While playing around with the ENCODE RNA-seq data-sets, I noticed that some of the pair-end files have weirdly set flags.
The following few lines are from the CSHL/wgEncodeCshlLongRnaSeqAdrenalAdult8wksAlnRep1.bam file.

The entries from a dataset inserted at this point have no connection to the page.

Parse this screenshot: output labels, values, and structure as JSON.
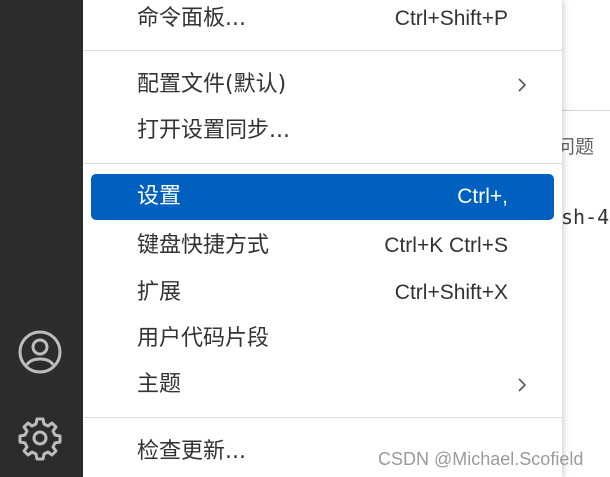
{
  "background": {
    "tab_fragment": "问题",
    "code_fragment": "sh-4"
  },
  "activity_bar": {
    "icons": [
      "account-icon",
      "settings-gear-icon"
    ]
  },
  "menu": {
    "items": [
      {
        "label": "命令面板...",
        "shortcut": "Ctrl+Shift+P"
      },
      {
        "label": "配置文件(默认)",
        "shortcut": "",
        "submenu": true
      },
      {
        "label": "打开设置同步...",
        "shortcut": ""
      },
      {
        "label": "设置",
        "shortcut": "Ctrl+,",
        "active": true
      },
      {
        "label": "键盘快捷方式",
        "shortcut": "Ctrl+K Ctrl+S"
      },
      {
        "label": "扩展",
        "shortcut": "Ctrl+Shift+X"
      },
      {
        "label": "用户代码片段",
        "shortcut": ""
      },
      {
        "label": "主题",
        "shortcut": "",
        "submenu": true
      },
      {
        "label": "检查更新...",
        "shortcut": ""
      }
    ]
  },
  "watermark": "CSDN @Michael.Scofield",
  "colors": {
    "activity_bar": "#2c2c2c",
    "menu_background": "#ffffff",
    "active_item": "#0060c0",
    "text": "#333333"
  }
}
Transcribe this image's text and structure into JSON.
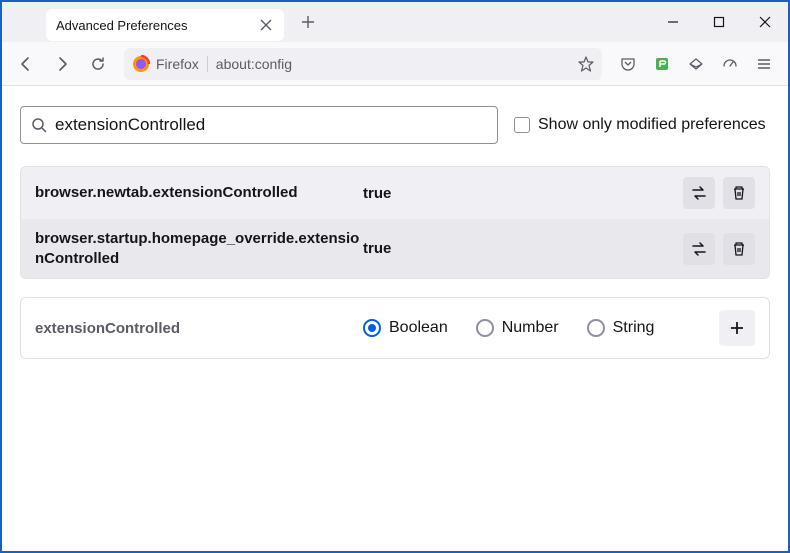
{
  "window": {
    "tab_title": "Advanced Preferences"
  },
  "nav": {
    "identity": "Firefox",
    "url": "about:config"
  },
  "search": {
    "value": "extensionControlled",
    "checkbox_label": "Show only modified preferences"
  },
  "prefs": [
    {
      "name": "browser.newtab.extensionControlled",
      "value": "true"
    },
    {
      "name": "browser.startup.homepage_override.extensionControlled",
      "value": "true"
    }
  ],
  "add": {
    "name": "extensionControlled",
    "types": [
      "Boolean",
      "Number",
      "String"
    ],
    "selected": "Boolean"
  }
}
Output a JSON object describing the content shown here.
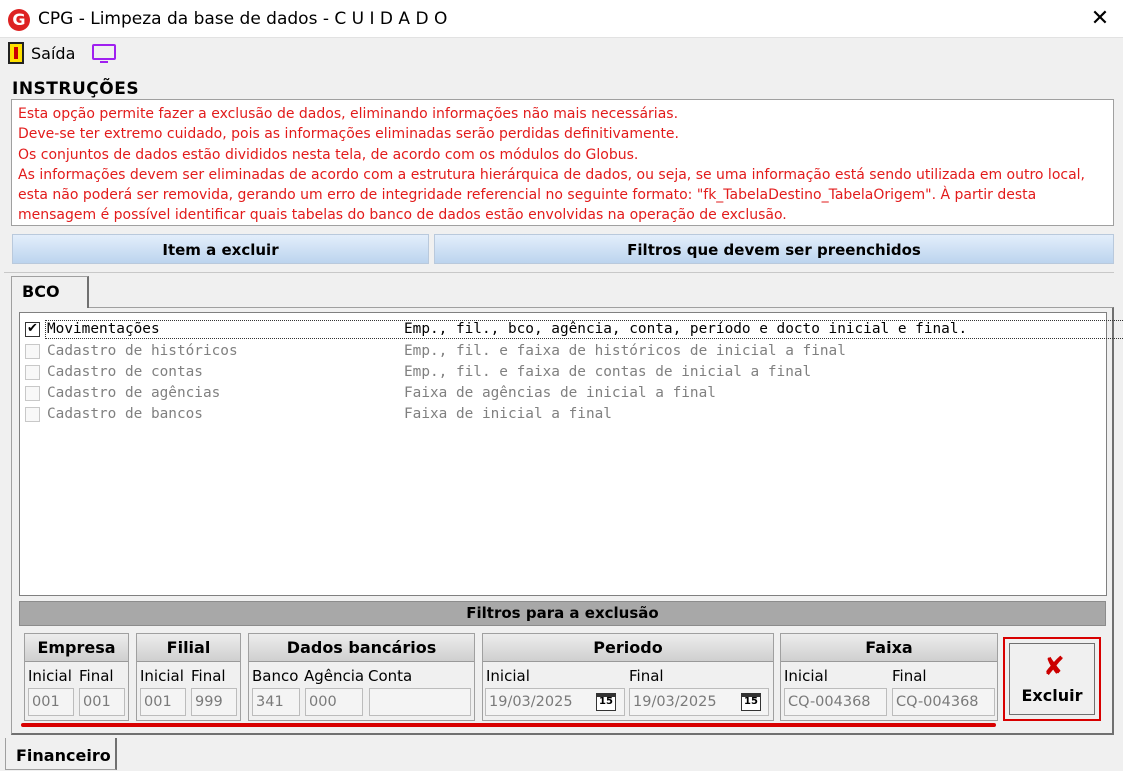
{
  "window": {
    "logo_letter": "G",
    "title": "CPG - Limpeza da base de dados - C U I D A D O",
    "close_glyph": "✕"
  },
  "toolbar": {
    "exit_label": "Saída",
    "exit_icon": "exit-door-icon",
    "monitor_icon": "monitor-icon"
  },
  "instructions": {
    "title": "INSTRUÇÕES",
    "lines": [
      "Esta opção permite fazer a exclusão de dados, eliminando informações não mais necessárias.",
      "Deve-se ter extremo cuidado, pois as informações eliminadas serão perdidas definitivamente.",
      "Os conjuntos de dados estão divididos nesta tela, de acordo com os módulos do Globus.",
      "As informações devem ser eliminadas de acordo com a estrutura hierárquica de dados, ou seja, se uma informação está sendo utilizada em outro local,",
      "esta não poderá ser removida, gerando um erro de integridade referencial no seguinte formato: \"fk_TabelaDestino_TabelaOrigem\". À partir desta",
      "mensagem é possível identificar quais tabelas do banco de dados estão envolvidas na operação de exclusão."
    ],
    "color": "#e21b1b"
  },
  "headers": {
    "item": "Item a excluir",
    "filters": "Filtros que devem ser preenchidos"
  },
  "tab": {
    "label": "BCO"
  },
  "items": [
    {
      "name": "Movimentações",
      "desc": "Emp., fil., bco, agência, conta, período e docto inicial e final.",
      "checked": true
    },
    {
      "name": "Cadastro de históricos",
      "desc": "Emp., fil. e faixa de históricos de inicial a final",
      "checked": false
    },
    {
      "name": "Cadastro de contas",
      "desc": "Emp., fil. e faixa de contas de inicial a final",
      "checked": false
    },
    {
      "name": "Cadastro de agências",
      "desc": "Faixa de agências de inicial a final",
      "checked": false
    },
    {
      "name": "Cadastro de bancos",
      "desc": "Faixa de inicial a final",
      "checked": false
    }
  ],
  "filters": {
    "title": "Filtros para a exclusão",
    "empresa": {
      "title": "Empresa",
      "initial_label": "Inicial",
      "final_label": "Final",
      "initial": "001",
      "final": "001"
    },
    "filial": {
      "title": "Filial",
      "initial_label": "Inicial",
      "final_label": "Final",
      "initial": "001",
      "final": "999"
    },
    "banco": {
      "title": "Dados bancários",
      "bank_label": "Banco",
      "agency_label": "Agência",
      "account_label": "Conta",
      "bank": "341",
      "agency": "000"
    },
    "periodo": {
      "title": "Periodo",
      "initial_label": "Inicial",
      "final_label": "Final",
      "initial": "19/03/2025",
      "final": "19/03/2025",
      "calendar_day": "15"
    },
    "faixa": {
      "title": "Faixa",
      "initial_label": "Inicial",
      "final_label": "Final",
      "initial": "CQ-004368",
      "final": "CQ-004368"
    }
  },
  "actions": {
    "delete_label": "Excluir",
    "delete_glyph": "✘"
  },
  "bottom_tab": {
    "label": "Financeiro"
  }
}
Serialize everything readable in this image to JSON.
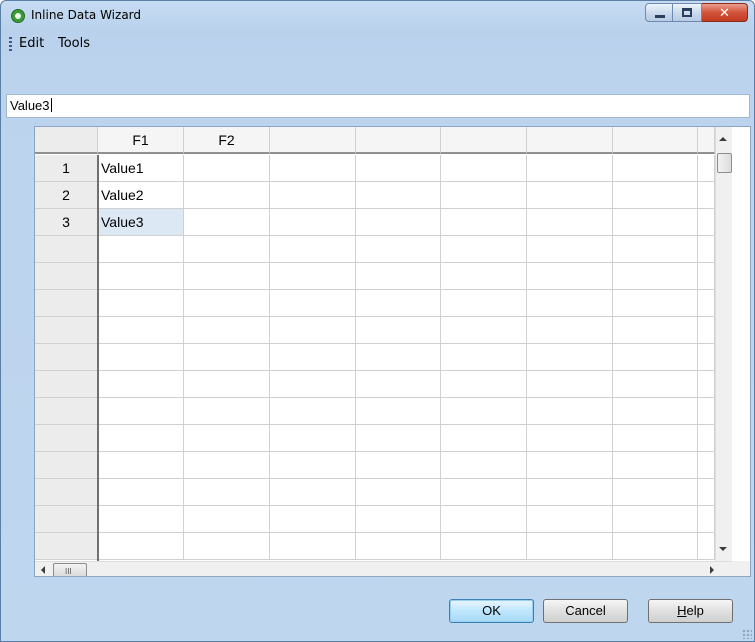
{
  "window": {
    "title": "Inline Data Wizard",
    "close_symbol": "✕"
  },
  "menu": {
    "items": [
      "Edit",
      "Tools"
    ]
  },
  "value_input": {
    "value": "Value3"
  },
  "grid": {
    "columns": [
      "F1",
      "F2",
      "",
      "",
      "",
      "",
      "",
      ""
    ],
    "rows": [
      {
        "num": "1",
        "cells": [
          "Value1",
          ""
        ]
      },
      {
        "num": "2",
        "cells": [
          "Value2",
          ""
        ]
      },
      {
        "num": "3",
        "cells": [
          "Value3",
          ""
        ]
      }
    ],
    "selected_cell": {
      "row": 3,
      "col": "F1"
    },
    "scroll_thumb_grip": "III"
  },
  "buttons": {
    "ok": "OK",
    "cancel": "Cancel",
    "help_first": "H",
    "help_rest": "elp"
  },
  "colors": {
    "title_gradient_top": "#c6dcf3",
    "close_button": "#c43b23",
    "selected_cell": "#dde8f5",
    "app_icon": "#3a9a3a"
  },
  "icons": [
    "app-icon",
    "minimize-icon",
    "maximize-icon",
    "close-icon",
    "menu-grip-icon",
    "scroll-up-icon",
    "scroll-down-icon",
    "scroll-left-icon",
    "scroll-right-icon",
    "resize-grip-icon"
  ]
}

PAN_0073:1:69:16755:10476#0 163 chr1 3190766 255 76M = 3190867 177 GTGGAATAATTTGTTAATTGTGAAGTGTATGGTTTTGTATTTTGAAACCAAACAACAGTAGCTGAGGTAGTTAAAT hhhghhhhhhhhhhhhhhhhhhgchhhhhhhhhhhhhghhhhhhghghhhgehghhhhhghhhhhhhedhghggef XS:A:- PAN_0073:1:69:16755:10476#0 115 chr1 3190867 255 76M = 3190766 -177 TGAGAGAATGGAGAACCAATGTAAGGAGCCCAGACTCTTGCCATCTGGAAGCAGGCTCACCAAGTATGATGGTTTC ahhfhhhhfehehhhghghgfhhhhhhghhhchghghhhehhfggghhhhghghhghhghhhhhhhdhhhhhhhhh XS:A:- PRESLEY_0042_FC627A8AAXX:2:95:2727:20071#0 163 chr1 3195839 255 76M = 3195919 156 GCCACTAATTGAGAAGAACTATCAGAGGGAAGTTTTTCTTGGAAAGAGCCAGTCTTGACATGAAGCTTCCTACGTG fggggggggggggfcgggggfggggcffdfggggggggggggggggegggggggggfgggggeggggggggggggg XS:A:- PRESLEY_0042_FC627A8AAXX:2:95:2727:20071#0 115 chr1 3195919 255 76M = 3195839 -156 CCTTCTTTCCATGGTAGCCAGGCCTTGCCCTTTCATAAGAAGACATGTGAAGTACCATAATTATGGAGTGGCAGAG hebaee``bb[ahahhghghhgffhgehfhhhhfhhffafchcfhghhhhhghhghhhhhhhhghhhhhhhhfghh XS:A:-
As you can see, the flag for the forward read is set to 163, which is ok, but the one on the reverse strand is set to 115, which designates that the second read in the pair is mapped to the wrong strand.
Is this a feature or a bug of ENCODE data?
If it is a bug, it would be extremely helpful if somebody from the consortium could use their supercomputing powers to fix them.